Aqui está o porquê os animais peçonhentos não se envenenam
Nas florestas da Nova Guiné vive um pequeno pássaro monótono com um segredo mortal. É chamado de pitohui encapuzado, e suas penas laranjas e pretas estão misturadas com veneno.
Simplesmente tocar as penas de um pitohui é o suficiente para fazer sentir que suas mãos estão pegando fogo. Mas ingira um pouco da batracotoxina, abreviadamente chamada de BTX, e o veneno interrompe o funcionamento dos seus canais de sódio, levando à paralisia e até à morte.
“Você pode pensar nesses venenos como uma espécie de droga natural. É algo que os animais usam para se proteger, porque … ou dá uma sensação muito desagradável à coisa que está tentando comê-los ou, na pior das hipóteses, mata a coisa que está tentando comê-los”, diz Daniel Minor, um biofísico da Universidade da Califórnia, do Instituto de Pesquisa Cardiovascular de São Francisco.
Os cientistas acreditam que o pitohui não fabrica suas próprias toxinas, mas, em vez disso, adquire-as de sua pequena presa, um besouro. Suspeita-se que o mesmo mecanismo é usado pelos sapos venenosos da América Central e do Sul, que também carregam BTX em sua pele de cores vivas.
Tudo isso leva a uma questão intrigante – como animais venenosos como os pitohui evitam se envenenar?

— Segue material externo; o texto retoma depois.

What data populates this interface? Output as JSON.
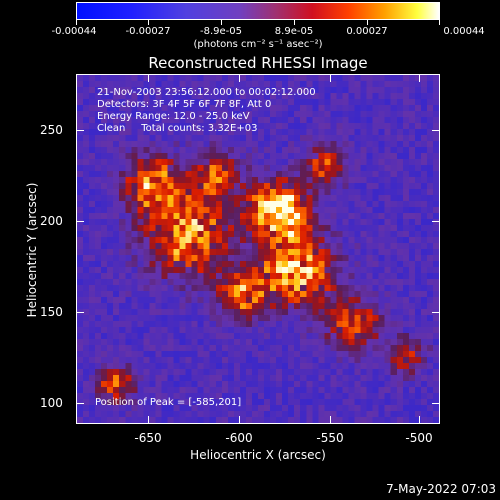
{
  "colorbar": {
    "tick_labels": [
      "-0.00044",
      "-0.00027",
      "-8.9e-05",
      "8.9e-05",
      "0.00027",
      "0.00044"
    ],
    "units": "(photons cm⁻² s⁻¹ asec⁻²)"
  },
  "title": "Reconstructed RHESSI Image",
  "info": {
    "line1": "21-Nov-2003 23:56:12.000 to 00:02:12.000",
    "line2": "Detectors: 3F 4F 5F 6F 7F 8F, Att 0",
    "line3": "Energy Range: 12.0 - 25.0 keV",
    "line4": "Clean     Total counts: 3.32E+03"
  },
  "peak_text": "Position of Peak = [-585,201]",
  "axes": {
    "x_title": "Heliocentric X (arcsec)",
    "y_title": "Heliocentric Y (arcsec)",
    "x_ticks": [
      "-650",
      "-600",
      "-550",
      "-500"
    ],
    "y_ticks": [
      "250",
      "200",
      "150",
      "100"
    ]
  },
  "timestamp": "7-May-2022 07:03",
  "chart_data": {
    "type": "heatmap",
    "title": "Reconstructed RHESSI Image",
    "xlabel": "Heliocentric X (arcsec)",
    "ylabel": "Heliocentric Y (arcsec)",
    "xlim": [
      -688,
      -494
    ],
    "ylim": [
      91,
      283
    ],
    "colorbar_range": [
      -0.00044,
      0.00044
    ],
    "peak": [
      -585,
      201
    ]
  }
}
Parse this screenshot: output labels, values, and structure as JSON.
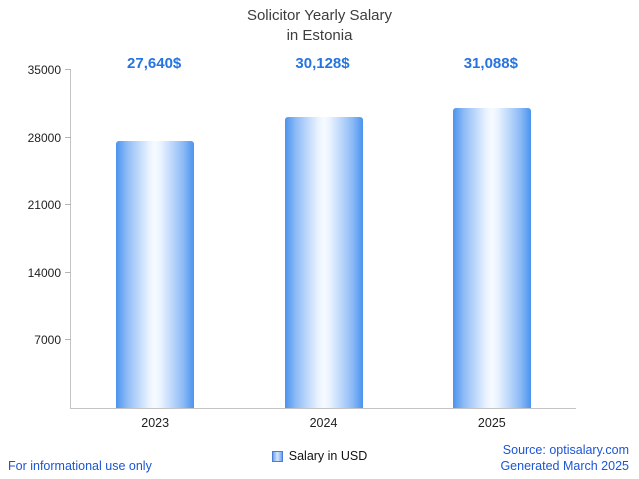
{
  "chart_data": {
    "type": "bar",
    "title_lines": [
      "Solicitor Yearly Salary",
      "in Estonia"
    ],
    "categories": [
      "2023",
      "2024",
      "2025"
    ],
    "series": [
      {
        "name": "Salary in USD",
        "values": [
          27640,
          30128,
          31088
        ]
      }
    ],
    "value_labels": [
      "27,640$",
      "30,128$",
      "31,088$"
    ],
    "ylim": [
      0,
      35000
    ],
    "yticks": [
      7000,
      14000,
      21000,
      28000,
      35000
    ],
    "grid": false,
    "legend_position": "bottom-center",
    "bar_color": "#4b93ee",
    "value_label_color": "#2673e2"
  },
  "legend": {
    "label": "Salary in USD"
  },
  "footer": {
    "disclaimer": "For informational use only",
    "source": "Source: optisalary.com",
    "generated": "Generated March 2025"
  }
}
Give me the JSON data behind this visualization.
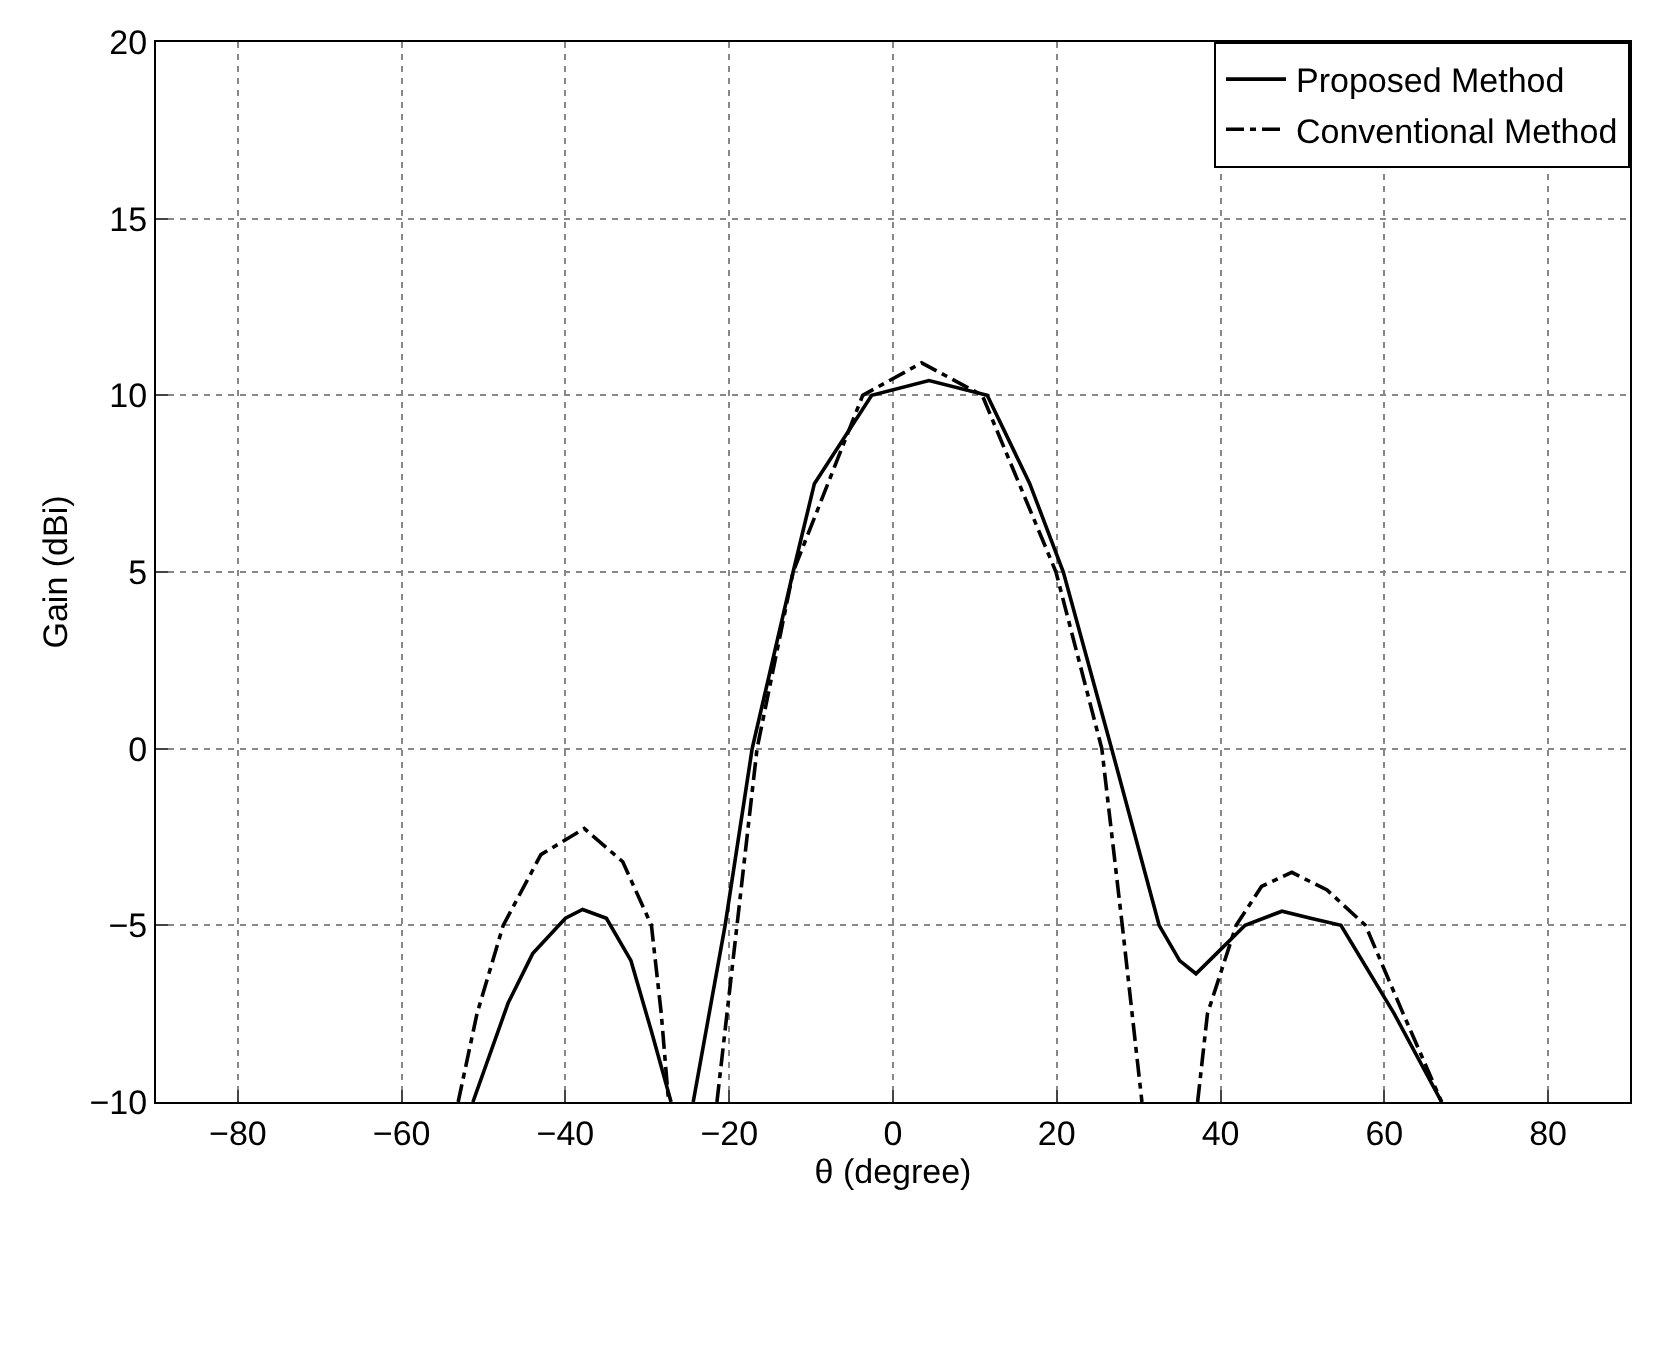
{
  "chart_data": {
    "type": "line",
    "xlabel": "θ (degree)",
    "ylabel": "Gain (dBi)",
    "xlim": [
      -90,
      90
    ],
    "xticks": [
      -80,
      -60,
      -40,
      -20,
      0,
      20,
      40,
      60,
      80
    ],
    "ylim": [
      -10,
      20
    ],
    "yticks": [
      -10,
      -5,
      0,
      5,
      10,
      15,
      20
    ],
    "grid": true,
    "legend": "top right",
    "series": [
      {
        "name": "Proposed Method",
        "color": "#000000",
        "line_style": "solid",
        "x": [
          -51.3,
          -47,
          -44,
          -40,
          -37.9,
          -35,
          -32,
          -29.5,
          -27.1,
          -26,
          -24.4,
          -20.5,
          -17.2,
          -12.2,
          -9.6,
          -2.6,
          4.4,
          11.5,
          16.7,
          20.8,
          26.7,
          32.5,
          35,
          37,
          39.5,
          43,
          47.5,
          51,
          54.7,
          61.2,
          67
        ],
        "values": [
          -10,
          -7.2,
          -5.8,
          -4.8,
          -4.55,
          -4.8,
          -6,
          -8,
          -10,
          null,
          -10,
          -5,
          0,
          5,
          7.5,
          10,
          10.42,
          10,
          7.5,
          5,
          0,
          -5,
          -6,
          -6.37,
          -5.8,
          -5,
          -4.6,
          -4.8,
          -5,
          -7.5,
          -10
        ]
      },
      {
        "name": "Conventional Method",
        "color": "#000000",
        "line_style": "dashdot",
        "x": [
          -53.1,
          -50.8,
          -47.6,
          -43,
          -37.7,
          -33,
          -29.5,
          -28.3,
          -27.4,
          -24,
          -21.5,
          -16.6,
          -12.2,
          -3.7,
          3.5,
          10.9,
          19.9,
          25.5,
          28,
          30.4,
          34,
          37.2,
          38.4,
          41.9,
          45,
          48.7,
          53,
          57.7,
          62.3,
          67
        ],
        "values": [
          -10,
          -7.5,
          -5,
          -3,
          -2.26,
          -3.2,
          -5,
          -7.5,
          -10,
          null,
          -10,
          0,
          5,
          10,
          10.92,
          10,
          5,
          0,
          -5,
          -10,
          null,
          -10,
          -7.5,
          -5,
          -3.9,
          -3.5,
          -4,
          -5,
          -7.5,
          -10
        ]
      }
    ]
  }
}
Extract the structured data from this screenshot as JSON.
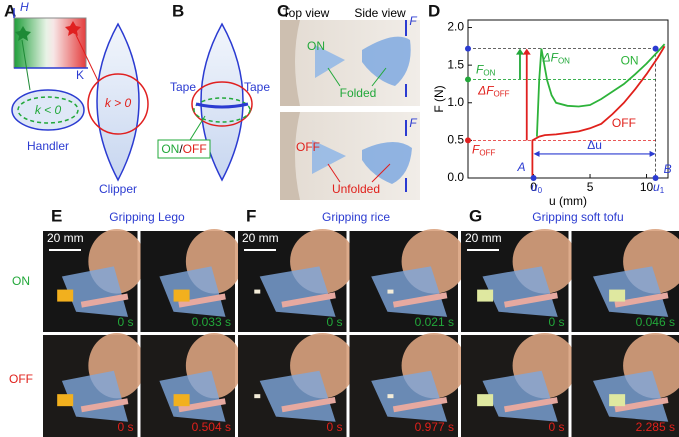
{
  "panel_a": {
    "label": "A",
    "axis_h": "H",
    "axis_k": "K",
    "handler_k": "k < 0",
    "handler": "Handler",
    "clipper_k": "k > 0",
    "clipper": "Clipper"
  },
  "panel_b": {
    "label": "B",
    "tape_left": "Tape",
    "tape_right": "Tape",
    "switch_on": "ON",
    "switch_slash": "/",
    "switch_off": "OFF"
  },
  "panel_c": {
    "label": "C",
    "top_view": "Top view",
    "side_view": "Side view",
    "on": "ON",
    "off": "OFF",
    "folded": "Folded",
    "unfolded": "Unfolded",
    "force_top": "F",
    "force_bottom": "F"
  },
  "chart_data": {
    "type": "line",
    "label": "D",
    "xlabel": "u (mm)",
    "ylabel": "F (N)",
    "xlim": [
      -5.8,
      11.9
    ],
    "ylim": [
      0,
      2.1
    ],
    "xticks": [
      0,
      5,
      10
    ],
    "yticks": [
      {
        "value": 0,
        "label": "0.0"
      },
      {
        "value": 0.5,
        "label": "0.5"
      },
      {
        "value": 1,
        "label": "1.0"
      },
      {
        "value": 1.5,
        "label": "1.5"
      },
      {
        "value": 2,
        "label": "2.0"
      }
    ],
    "series": [
      {
        "name": "ON",
        "color": "#2db33a",
        "x": [
          0.3,
          0.5,
          0.7,
          0.9,
          1.2,
          1.6,
          2,
          3,
          4,
          5,
          6,
          7,
          8,
          9,
          10,
          11,
          11.6
        ],
        "values": [
          0.55,
          1.3,
          1.72,
          1.55,
          1.3,
          1.1,
          1.0,
          0.96,
          0.95,
          0.97,
          1.05,
          1.15,
          1.25,
          1.38,
          1.52,
          1.68,
          1.78
        ]
      },
      {
        "name": "OFF",
        "color": "#e0201b",
        "x": [
          -0.1,
          -0.1,
          0.5,
          1,
          2,
          3,
          4,
          5,
          6,
          7,
          8,
          9,
          10,
          11,
          11.6
        ],
        "values": [
          0,
          0.5,
          0.55,
          0.57,
          0.58,
          0.6,
          0.62,
          0.66,
          0.72,
          0.85,
          1.0,
          1.18,
          1.38,
          1.6,
          1.75
        ]
      }
    ],
    "markers": {
      "f_peak": 1.72,
      "f_on": 1.31,
      "f_off": 0.5,
      "u0": 0,
      "u1": 10.8,
      "du_level": 0.32
    },
    "annotations": {
      "f_on": {
        "main": "F",
        "sub": "ON"
      },
      "f_off": {
        "main": "F",
        "sub": "OFF"
      },
      "df_on": {
        "main": "ΔF",
        "sub": "ON"
      },
      "df_off": {
        "main": "ΔF",
        "sub": "OFF"
      },
      "u0": {
        "main": "u",
        "sub": "0"
      },
      "u1": {
        "main": "u",
        "sub": "1"
      },
      "point_a": "A",
      "point_b": "B",
      "du": "Δu"
    }
  },
  "row_labels": {
    "on": "ON",
    "off": "OFF"
  },
  "gripping": [
    {
      "label": "E",
      "title": "Gripping Lego",
      "scale": "20 mm",
      "on_times": [
        "0 s",
        "0.033 s"
      ],
      "off_times": [
        "0 s",
        "0.504 s"
      ]
    },
    {
      "label": "F",
      "title": "Gripping rice",
      "scale": "20 mm",
      "on_times": [
        "0 s",
        "0.021 s"
      ],
      "off_times": [
        "0 s",
        "0.977 s"
      ]
    },
    {
      "label": "G",
      "title": "Gripping soft tofu",
      "scale": "20 mm",
      "on_times": [
        "0 s",
        "0.046 s"
      ],
      "off_times": [
        "0 s",
        "2.285 s"
      ]
    }
  ]
}
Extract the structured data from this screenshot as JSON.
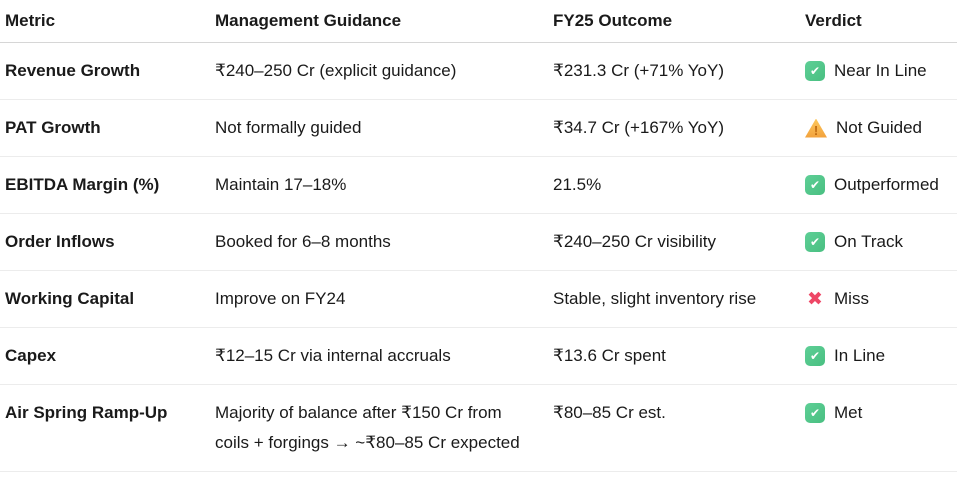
{
  "table": {
    "columns": [
      {
        "label": "Metric"
      },
      {
        "label": "Management Guidance"
      },
      {
        "label": "FY25 Outcome"
      },
      {
        "label": "Verdict"
      }
    ],
    "rows": [
      {
        "metric": "Revenue Growth",
        "guidance": "₹240–250 Cr (explicit guidance)",
        "outcome": "₹231.3 Cr (+71% YoY)",
        "verdict": {
          "icon": "check-icon",
          "label": "Near In Line"
        }
      },
      {
        "metric": "PAT Growth",
        "guidance": "Not formally guided",
        "outcome": "₹34.7 Cr (+167% YoY)",
        "verdict": {
          "icon": "warning-icon",
          "label": "Not Guided"
        }
      },
      {
        "metric": "EBITDA Margin (%)",
        "guidance": "Maintain 17–18%",
        "outcome": "21.5%",
        "verdict": {
          "icon": "check-icon",
          "label": "Outperformed"
        }
      },
      {
        "metric": "Order Inflows",
        "guidance": "Booked for 6–8 months",
        "outcome": "₹240–250 Cr visibility",
        "verdict": {
          "icon": "check-icon",
          "label": "On Track"
        }
      },
      {
        "metric": "Working Capital",
        "guidance": "Improve on FY24",
        "outcome": "Stable, slight inventory rise",
        "verdict": {
          "icon": "cross-icon",
          "label": "Miss"
        }
      },
      {
        "metric": "Capex",
        "guidance": "₹12–15 Cr via internal accruals",
        "outcome": "₹13.6 Cr spent",
        "verdict": {
          "icon": "check-icon",
          "label": "In Line"
        }
      },
      {
        "metric": "Air Spring Ramp-Up",
        "guidance": "Majority of balance after ₹150 Cr from coils + forgings → ~₹80–85 Cr expected",
        "outcome": "₹80–85 Cr est.",
        "verdict": {
          "icon": "check-icon",
          "label": "Met"
        }
      }
    ]
  },
  "colors": {
    "check_green": "#4fc287",
    "warning_amber": "#f5a93f",
    "warning_mark": "#bf6a10",
    "cross_pink": "#ee4766",
    "header_border": "#d6d6d6",
    "row_border": "#ececec",
    "text": "#1a1a1a"
  }
}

Por décadas, a melhor teoria tem sido que os pássaros e sapos desenvolveram canais de sódio especialmente adaptados – uma parte do corpo necessária para que os nervos, células cerebrais e células musculares funcionem adequadamente – que são imunes ao BTX. Afinal, existem vários exemplos de animais que dispensam as toxinas por meio desse método, como os mangustos egípcios que podem sobreviver ao veneno da cobra.
Os pesquisadores fornecem evidências de que pitohui e sapos venenosos têm o que eles chamam de “esponjas de toxina”, ou proteínas que enxugam as toxinas fatais antes que causem danos.
Encontrando evidências de uma proteína de “esponja de toxina”
No laboratório, Minor e colegas recriaram os genes responsáveis pelos canais de sódio do pitohui e das rãs venenosas e os colocaram em células vivas de várias espécies expostas ao BTX. Essas células sucumbiram à toxina, sugerindo que os canais de sódio dos animais peçonhentos não são resistentes ao BTX. No entanto, quando eles injetaram o BTX em sapos vivos de diferentes espécies, apenas os sapos venenosos sobreviveram.
“Isso nos dá uma pista de que há algo que basicamente está protegendo os canais de ver essa toxina”, diz Minor. Sua principal teoria é uma proteína esponjosa, algo que ele identificou antes. Em 2019, o laboratório de Minor encontrou uma esponja de toxina que concede imunidade às rãs-touro a outro veneno potente chamado saxitoxina. Embora ele ainda não tenha encontrado algo semelhante no pitohui ou nas rãs venenosas, é certamente um objetivo, diz ele.
Rebecca Tarvin, bióloga evolucionista da Universidade da Califórnia em Berkeley, que pesquisou como as rãs venenosas toleram outra neurotoxina chamada epibatidina, está impressionada com os resultados.
“Especialmente devido à minha linha de pesquisa, fiquei muito surpresa ao ver que os canais de sódio [das rãs venenosas] não são sensíveis à batracotoxina, o que não é o que havíamos previsto”, diz Tarvin, que também é exploradora da National Geographic.
Mas ela também alertou contra a generalização excessiva dos resultados. “Esta é apenas uma das muitas toxinas que os sapos têm”, diz ela. “Mas para o caso em que eles testaram, estou convencida.”
O estudo de toxinas pode levar a descobertas médicas
Embora pássaros de ilhas distantes e sapos da floresta possam parecer um nicho para estudar, desvendar sua magia biológica pode ter aplicações para pessoas em todos os lugares.
“As toxinas têm historicamente desempenhado um papel importante em nos ajudar a direcionar proteínas específicas e descobrir a função dessas proteínas, além de servir como base para o design de medicamentos”, diz Tarvin.
Por exemplo, um componente do veneno da rã-touro demonstrou possuir alguns efeitos anticâncer em testes de laboratório, enquanto a tetrodotoxina presente em várias criaturas, de baiacu a tritões, tem sido apontada como uma fonte de novas drogas anestésicas.
“Para mim, a pergunta mais interessante é: por que esses animais não se matam com essa toxina?” diz Minor. “Mas isso [também] vai nos dizer algo fundamentalmente importante sobre os sistemas biológicos”.